11 And Ephraim [is as] an heifer [that is] taught, [and] loveth to tread out [the corn; ] but I passed over upon her fair neck: I will make Ephraim to ride; Judah shall plow, [and] Jacob shall break his clods.
Dewijl Efraim een vaars is, gewend gaarne te dorsen, zo ben Ik over de schoonheid van haar hals overgegaan; Ik zal Efraim berijden, Juda zal ploegen, Jakob zal voor zich eggen.
12 Sow to yourselves in righteousness, reap in mercy; break up your fallow ground: for [it is] time to seek the LORD, till he come and rain righteousness upon you.

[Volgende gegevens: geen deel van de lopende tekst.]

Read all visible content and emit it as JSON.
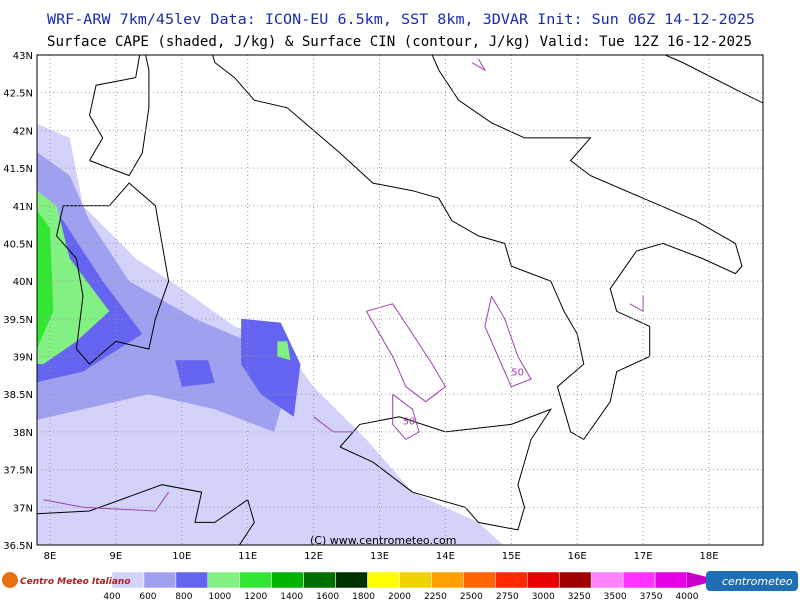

Zaait u tot gerechtigheid, maait tot weldadigheid; braakt u een braakland; dewijl het tijd is den HEERE te zoeken, totdat Hij kome, en over u de gerechtigheid regene.
13 Ye have plowed wickedness, ye have reaped iniquity; ye have eaten the fruit of lies: because thou didst trust in thy way, in the multitude of thy mighty men.
Gij hebt goddeloosheid geploegd, verkeerdheid gemaaid, en de vrucht der leugen gegeten; want gij hebt vertrouwd op uw weg, op de veelheid uwer helden.
14 Therefore shall a tumult arise among thy people, and all thy fortresses shall be spoiled, as Shalman spoiled Beth-arbel in the day of battle: the mother was dashed in pieces upon [her] children.
Daarom zal er een groot gedruis ontstaan onder uw volken, en al uw vestingen zullen verstoord worden, gelijk Salman Beth-Arbel verstoorde ten dage des krijgs; de moeder werd verpletterd met de zonen.
15 So shall Beth-el do unto you because of your great wickedness: in a morning shall the king of Israel utterly be cut off.
Alzo heeft Beth-El ulieden gedaan, vanwege de boosheid uwer boosheid; Israels koning is in den dageraad ten enenmale uitgeroeid.